The way she put emphasis on it was telling. She had wanted to see if his collection of memories was intact. From learning to read to flying a scoutship, these were what made him unique, according to the Tslao. With his memories gone, he would have been some sort of ghoul to them, and useless on the ship.

“You would have left me to die if I had not?”

“Guilt.” She watched the bowl in her hands intently, the one word carrying everything he needed to know.

“I do not blame you. In the same situation I can’t say I would not have done the same thing.” It might have been a lie. He wasn’t sure, but he knew it was the diplomatic thing to say, effectively letting her save face by saying he’d let her die as well.

She nodded, still looking guilty but more relaxed. “Thank you.”


  1. Oh, I like them. I enjoy the way they're cautiously feeling each other out. The cultural differences you've built into your world are very convincing and consistent.

    There's one spot where her dialog is in the same paragraph as Alex's actions:

    “I can not comprehend how so fractured a society managed to climb into space.” Alex nodded and chewed on a gristly bit of meat from the beef stew she had brought in to the medical bay while he considered her.

    The soup thing had me smiling (but not too smugly). I'm eager to see what happens next.

  2. Fixed. There should have been a space there, I blame Google. Totally.

    Thank you, I always second guess myself when writing different cultures, I just can't tell if what I've done is contrived or not. Which it has to be, to some extent, but if it doesn't come off that way, I'm happy.

    I'm glad you like it so far, I hope to keep producing new chapters that are, well... good.

  3. Have I mentioned yet how much I love love love Pilot Sorenson? I also love Carbon but I think I love to say "Pilot Sorenson". What I like about this is that regardless that they are in a situation where it is necessary at this point for their survival, they still feel a sort of shyness in learning about one another and they are doing so in such a delicate manner, revealing what they know or feel and trying to be kind to each other. I really like that.
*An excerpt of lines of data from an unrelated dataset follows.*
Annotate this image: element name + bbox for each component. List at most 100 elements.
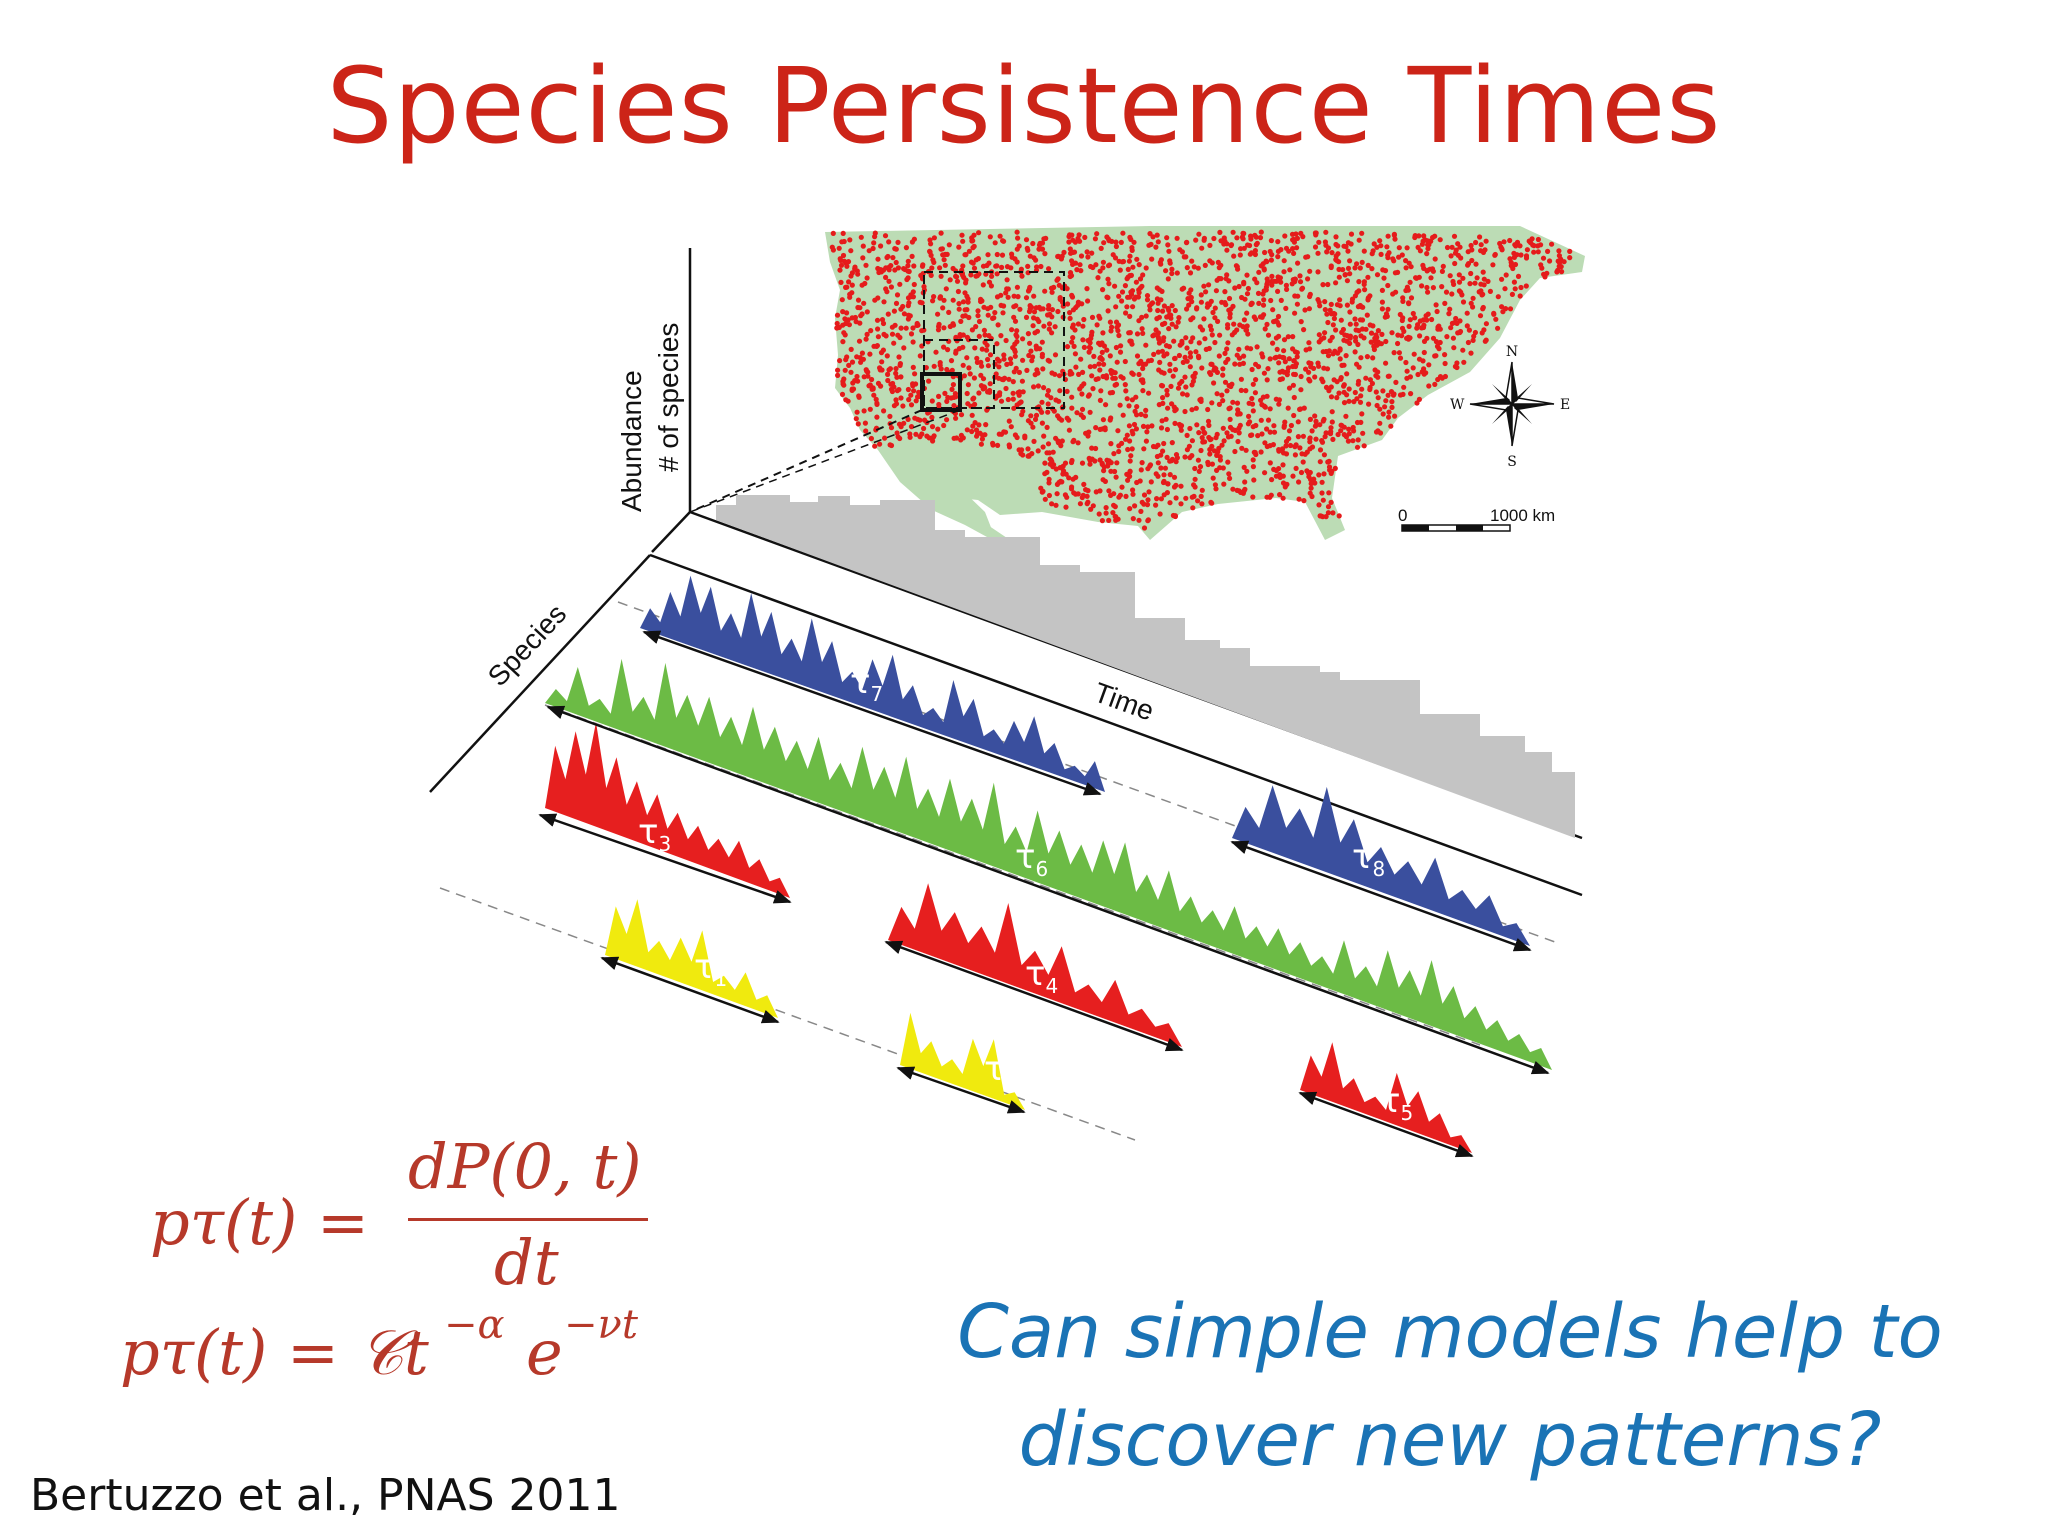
site-dot (1444, 244, 1451, 251)
site-dot (1300, 433, 1306, 439)
site-dot (1151, 351, 1157, 357)
site-dot (1470, 304, 1476, 310)
site-dot (888, 442, 895, 449)
site-dot (1477, 234, 1483, 240)
site-dot (1341, 382, 1347, 388)
site-dot (1098, 388, 1104, 394)
site-dot (859, 350, 866, 356)
site-dot (885, 377, 891, 384)
site-dot (838, 279, 844, 285)
site-dot (1167, 260, 1173, 266)
tau-label-5: τ5 (1380, 1081, 1413, 1125)
site-dot (1054, 491, 1060, 497)
site-dot (1011, 314, 1017, 320)
site-dot (1373, 389, 1379, 395)
site-dot (1163, 268, 1169, 274)
site-dot (846, 362, 852, 368)
site-dot (1045, 388, 1051, 394)
site-dot (1448, 253, 1454, 259)
site-dot (1130, 371, 1136, 377)
site-dot (989, 273, 995, 279)
site-dot (1452, 260, 1458, 267)
site-dot (1104, 347, 1110, 353)
site-dot (1301, 405, 1307, 411)
site-dot (1190, 315, 1196, 321)
site-dot (1117, 349, 1124, 355)
site-dot (1154, 232, 1160, 238)
site-dot (1326, 490, 1332, 496)
compass-east: E (1560, 397, 1570, 413)
site-dot (972, 345, 978, 351)
site-dot (973, 324, 979, 330)
site-dot (1540, 255, 1547, 261)
site-dot (1128, 289, 1134, 295)
site-dot (1262, 326, 1268, 332)
site-dot (1206, 282, 1212, 288)
site-dot (1404, 245, 1410, 251)
site-dot (1046, 303, 1052, 309)
site-dot (1377, 238, 1383, 244)
site-dot (1001, 356, 1007, 362)
site-dot (1184, 358, 1190, 364)
site-dot (1073, 364, 1079, 370)
site-dot (1122, 358, 1128, 365)
site-dot (910, 339, 916, 345)
site-dot (1363, 326, 1369, 332)
tau-label-6: τ6 (1015, 837, 1048, 881)
site-dot (1012, 341, 1018, 347)
site-dot (1275, 248, 1281, 254)
site-dot (1272, 355, 1278, 361)
site-dot (1483, 238, 1489, 244)
site-dot (920, 262, 926, 268)
site-dot (1220, 372, 1226, 378)
site-dot (907, 434, 913, 440)
site-dot (1079, 383, 1085, 389)
site-dot (1139, 314, 1145, 320)
site-dot (1514, 252, 1520, 258)
site-dot (863, 336, 869, 342)
site-dot (1446, 311, 1452, 317)
site-dot (1140, 388, 1146, 394)
site-dot (1323, 514, 1329, 520)
site-dot (1125, 266, 1131, 272)
site-dot (1344, 302, 1350, 308)
site-dot (1269, 273, 1275, 279)
site-dot (950, 321, 956, 327)
site-dot (1512, 286, 1518, 292)
site-dot (855, 421, 861, 427)
site-dot (1086, 349, 1092, 355)
site-dot (1074, 267, 1080, 273)
site-dot (1257, 235, 1264, 241)
site-dot (1189, 258, 1195, 264)
scale-end: 1000 km (1490, 506, 1555, 525)
site-dot (1372, 335, 1378, 341)
site-dot (1224, 388, 1230, 394)
site-dot (1003, 385, 1009, 392)
site-dot (1365, 274, 1371, 280)
site-dot (1071, 249, 1078, 255)
site-dot (1177, 381, 1183, 387)
site-dot (1174, 270, 1180, 276)
site-dot (837, 267, 843, 273)
site-dot (1468, 350, 1474, 356)
site-dot (1263, 284, 1269, 290)
site-dot (921, 425, 927, 432)
site-dot (1502, 286, 1508, 292)
site-dot (844, 354, 850, 360)
site-dot (1264, 321, 1270, 327)
site-dot (1361, 443, 1367, 449)
site-dot (1369, 266, 1375, 272)
site-dot (841, 382, 847, 388)
site-dot (1294, 235, 1300, 241)
site-dot (1244, 323, 1250, 329)
site-dot (888, 425, 895, 431)
site-dot (1153, 502, 1159, 508)
site-dot (1217, 332, 1223, 338)
site-dot (893, 366, 899, 372)
site-dot (849, 270, 856, 276)
site-dot (1136, 371, 1142, 378)
baja-peninsula (915, 448, 992, 532)
site-dot (1274, 346, 1280, 352)
site-dot (1168, 458, 1174, 464)
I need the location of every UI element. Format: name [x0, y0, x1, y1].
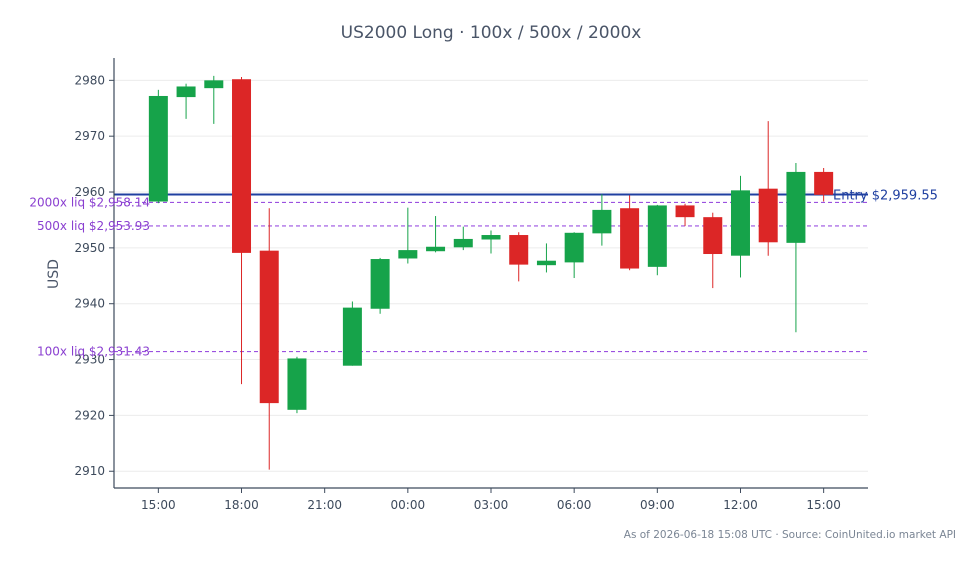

    I had almost forgotten about the Ehom, I was hoping Ale and Carbon had gotten away from them but now I'm more worried about them than I was before. This is a good series, Shini, and I am really loving it.

  4. Yeah, I'm not sure why, but saying Pilot Sorenson is kind of pleasant. I still mentally refer to him as that most of the time, too.

    I suppose I kind of like writing the dance of feeling each other out that is going on, something they both recognize they should have done before they were under duress. Though I doubt they would have managed it if one of them wasn't suffering from horrible injuries.

    I keep meaning to write more about the Ehom but I always run over the word limit and trim stuff about them out because it's not necessary... Yet.